After watching the three episodes... I really don't see the point of this at all. It's a shinier, modern-television re-envisioning of classic Star Trek – okay, sure, but how's that different from the Abramverse movies? So far, Discovery is not doing anything that needed to be done, or telling a story that needed to be told. Space warfare! Who hasn't seen that before? This comes back to my original concern: why not roll forward another 50 to 100 years like TNG did, and use the space to tell a new story, and do something new? It'd rather just trample over the existing series, and compete with the movies. I can squint a bit and pretend this is set in the same Trek universe, but with the effects the original production team wished they'd even known about, but the tone and history and tech are all way off.

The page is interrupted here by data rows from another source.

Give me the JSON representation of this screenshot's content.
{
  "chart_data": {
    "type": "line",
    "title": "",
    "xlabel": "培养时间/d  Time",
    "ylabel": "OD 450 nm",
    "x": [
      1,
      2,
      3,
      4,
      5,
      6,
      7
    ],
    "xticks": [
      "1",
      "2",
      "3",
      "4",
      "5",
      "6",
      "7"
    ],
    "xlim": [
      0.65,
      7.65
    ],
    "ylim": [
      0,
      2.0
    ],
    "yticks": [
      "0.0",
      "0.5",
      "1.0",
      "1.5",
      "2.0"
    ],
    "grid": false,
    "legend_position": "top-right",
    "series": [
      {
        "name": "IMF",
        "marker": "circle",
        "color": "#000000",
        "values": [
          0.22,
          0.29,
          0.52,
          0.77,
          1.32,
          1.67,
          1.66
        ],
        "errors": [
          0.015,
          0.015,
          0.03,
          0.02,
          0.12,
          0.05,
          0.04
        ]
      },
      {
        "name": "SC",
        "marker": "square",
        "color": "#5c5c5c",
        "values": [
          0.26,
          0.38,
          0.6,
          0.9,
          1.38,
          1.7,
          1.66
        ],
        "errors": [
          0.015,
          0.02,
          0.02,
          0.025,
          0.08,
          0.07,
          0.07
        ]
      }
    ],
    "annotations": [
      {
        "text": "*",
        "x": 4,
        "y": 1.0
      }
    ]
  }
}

Ah, but I know why: going further into the future would mean being as utopian as TNG, or more so, and in today's television and political climate we can't have that, no. Even Star Trek has to be cynical and po-faced serious, with Starfleet turned ruthless and warmongering, and twisting wonders of the universe into weapons.
That's Discovery's real flaw to me: it sucked all the fun, adventure, and idealism out of Star Trek, and made it just like everything else we could be watching. Just like Rogue One and Force Awakens did with Star Wars. I'm currently rewatching TNG and my main thought it: "We need something like TNG again."
It feels a bit like someone came up with an independent SF series concept, someone at the company realised "Oh, hey, we have rights to Star Trek" and the whole thing was retooled and hammered into a Trek-like shape where neither fit the other.
Specific whinges:
Klingons had one of the most recognisable and well known alien designs around. Now they have the most forgettable. I think they ripped off the Sycorax from Doctor Who. Worse, they're boring. They stand there and grunt monotonic Klingonese interminably back and forth. How does anyone make Klingons boring?
Darkness, bright lights, and lens flares. So old and annoying, making it look like most other spaceship SF series. Trek's clean, bright sets would actually be a novelty again
The main character is unlikeable. All the annoying, boring parts of Vulcans, with none of the charm or wits of Spock or even the reliability of Tuvok. Does Trek really need to do the emotions versus logic theme again? That's aside from the tacky laziness of making her Sarek's foster-child, Spock's foster-sister for no good reason.
The first two episodes shouldn't exist. They're just an extended prologue taking up space; they could be removed without losing anything. The series should have started with Episode 3: we meet Michael, known only as the notorious Starfleet mutineer. She's surrounded by mystery: what did she do, and why? She becomes more likeable, not less. Then we see the Discovery, you know, the ship the series is named for, the intended setting throughout. We meet all the regular characters, discover its secret power, and set up the setting for the rest of the series. Then, later, if you really must, do Episodes 1 and 2 as a flashback, either in bits or whole-episodes.
I'm going to recommend that now: if you haven't seen Discovery yet, watch Episode 3 first.
Good bits:
Michelle Yeoh: It's good to see her in a space setting, and she brings dignity and charm to this. I wish she'd stayed on as captain throughout.
Canonising the Black Fleet: Well, they've completely wrecked Klingons, but at least you nodded to John M. Ford's The Final Reflection & The Klingons FASA sourcebook. The perfect marriage of the TOS and later versions of Klingons, with an intriguing alien mindset and society, from their point-of-view. Actually, they should have just done The Final Reflection instead. Actually, they probably just pinched it from Memory Beta without reading any of these books.
PS: Every Trek series has started a bit rubbish and disjointed and not much like what it later became, so I would hold out hope for the rest and would give it a second chance. I mean, I'd watch it regardless. It's a good SF series, just not a good Trek series.